The first time Bender said that was when she had decided to take classes at the local community college. She had learned to point and shoot a high-powered camera. She only needed a few more courses to build confidence and then start taking on clients. She photographed the outdoors very well. She mostly liked catching people with interesting faces in candid moments. She took trips into the city and out to the country to catch people living life, unaware. But Bender felt that Ramsey, being only a first grader, needed her at home for support. She had argued with him, and Bender had said, “I always win.”

He never laid a finger on her. He didn’t have to.

“Good grief, Bender. I’ll call Sherry. Will you pull over and let me get some coffee? It’s still early.”

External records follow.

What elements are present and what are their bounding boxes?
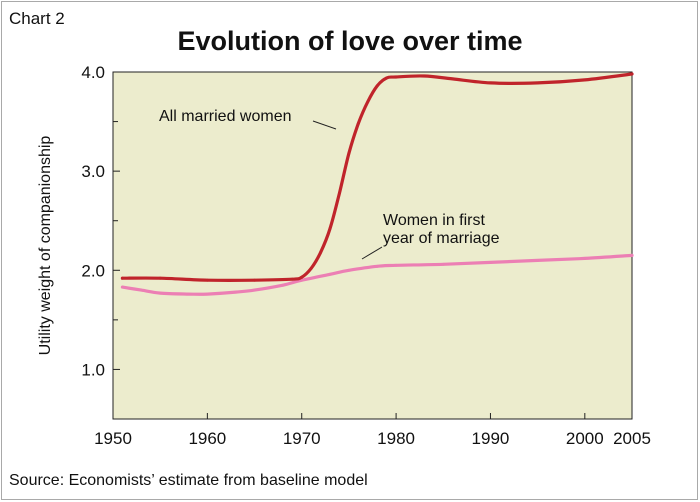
series-all-married-women-point xyxy=(451,77,455,81)
series-all-married-women-point xyxy=(356,122,360,125)
series-layer xyxy=(120,72,634,296)
chart-title: Evolution of love over time xyxy=(177,26,523,56)
series-first-year-of-marriage-point xyxy=(206,292,209,296)
annotation-all-married-women: All married women xyxy=(159,108,291,125)
series-all-married-women-point xyxy=(319,251,322,254)
series-all-married-women-point xyxy=(158,276,162,280)
x-tick-label: 2005 xyxy=(613,429,651,448)
series-first-year-of-marriage-point xyxy=(234,290,238,294)
plot-area xyxy=(112,71,633,420)
series-first-year-of-marriage-point xyxy=(139,288,143,292)
series-first-year-of-marriage-point xyxy=(281,283,285,287)
series-first-year-of-marriage-point xyxy=(187,292,190,296)
series-first-year-of-marriage-point xyxy=(489,261,492,264)
series-all-married-women-point xyxy=(347,151,351,155)
series-all-married-women-point xyxy=(366,100,370,104)
x-tick-label: 1990 xyxy=(472,429,510,448)
series-all-married-women-line xyxy=(120,72,634,282)
x-tick-label: 2000 xyxy=(566,429,604,448)
annotation-leader-line xyxy=(312,120,337,130)
series-first-year-of-marriage-point xyxy=(253,288,256,292)
series-all-married-women-point xyxy=(309,266,313,270)
series-all-married-women-point xyxy=(394,75,398,79)
series-first-year-of-marriage-point xyxy=(300,278,304,282)
chart-number-label: Chart 2 xyxy=(9,9,65,28)
series-all-married-women-point xyxy=(630,72,634,76)
series-all-married-women-point xyxy=(300,275,304,279)
series-all-married-women-point xyxy=(489,81,492,85)
x-tick-label: 1960 xyxy=(188,429,226,448)
series-first-year-of-marriage-point xyxy=(536,259,539,262)
series-first-year-of-marriage-point xyxy=(347,268,351,272)
series-all-married-women-point xyxy=(375,84,379,88)
series-first-year-of-marriage-point xyxy=(121,285,124,289)
series-all-married-women-point xyxy=(423,74,426,78)
x-tick-label: 1950 xyxy=(94,429,132,448)
x-tick-label: 1980 xyxy=(377,429,415,448)
series-all-married-women-point xyxy=(253,278,256,282)
series-all-married-women-point xyxy=(338,191,341,195)
series-all-married-women-point xyxy=(583,78,587,82)
y-tick-label: 4.0 xyxy=(81,63,105,82)
series-all-married-women-point xyxy=(536,81,539,85)
series-first-year-of-marriage-point xyxy=(394,263,398,267)
series-first-year-of-marriage-point xyxy=(441,262,445,266)
series-all-married-women-point xyxy=(290,277,294,281)
series-all-married-women-point xyxy=(121,276,124,280)
y-tick-label: 3.0 xyxy=(81,162,105,181)
y-tick-label: 1.0 xyxy=(81,360,105,379)
series-first-year-of-marriage-point xyxy=(375,264,379,268)
annotation-first-year-line2: year of marriage xyxy=(383,230,500,247)
axes: 1950 1960 1970 1980 1990 2000 2005 1.0 2.0 3.0 4.0 xyxy=(81,63,651,448)
series-first-year-of-marriage-point xyxy=(328,272,332,276)
y-tick-label: 2.0 xyxy=(81,261,105,280)
series-first-year-of-marriage-line xyxy=(120,253,634,296)
annotation-first-year-line1: Women in first xyxy=(383,212,486,229)
y-axis-label: Utility weight of companionship xyxy=(37,136,54,356)
series-first-year-of-marriage-point xyxy=(583,257,587,260)
series-all-married-women-point xyxy=(206,278,209,282)
series-first-year-of-marriage-point xyxy=(630,254,634,257)
x-tick-label: 1970 xyxy=(283,429,321,448)
series-first-year-of-marriage-point xyxy=(158,291,162,295)
series-all-married-women-point xyxy=(385,76,389,80)
series-all-married-women-point xyxy=(328,227,332,231)
annotation-leader-line xyxy=(361,246,383,260)
source-note: Source: Economists’ estimate from baseli… xyxy=(9,472,368,489)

When Bender took the next exit and pulled into the parking lot of a convenience store, he handed her a five dollar bill. “Get some crackers for Eddie and sunflower seeds for me.” His phone rang; another plastic surgeon calling. The news of Bender’s cancer spread through the hospital system like a national emergency.

Saphora visited the coffee center to the right of the checkout stand. She waited her turn behind a truck driver. He talked to a friend through an earphone. He had driven all the way from Houston and was on his way to Charleston with a load of food for a pizza chain. She experienced a strange envy for his freedom. He passed Saphora and then, surprised to find her standing so close, excused himself.

“May I ask you something?” she said to him.

“Sure, go ahead,” he said.

“What’s it like traveling up and down the highway, being in a different city every night?”

“Like a gypsy.”

“Is it lonely?”

“I’m not allowed to take on riders.”

“I didn’t ask that.” At least, she did not mean to ask that.

He looked around as if someone might hear and then said, “I’d take you, doll, that’s for certain.”

Saphora could smell the faint whiff of man sweat that infuses cotton shirts when slept in. “I was curious about living like a gypsy, that’s all. If you’re finished pouring your coffee, I should get on with getting some for my husband.” She had not meant she would jump in a truck with him and leave. Men had funny ideas about women, and they were all wrong.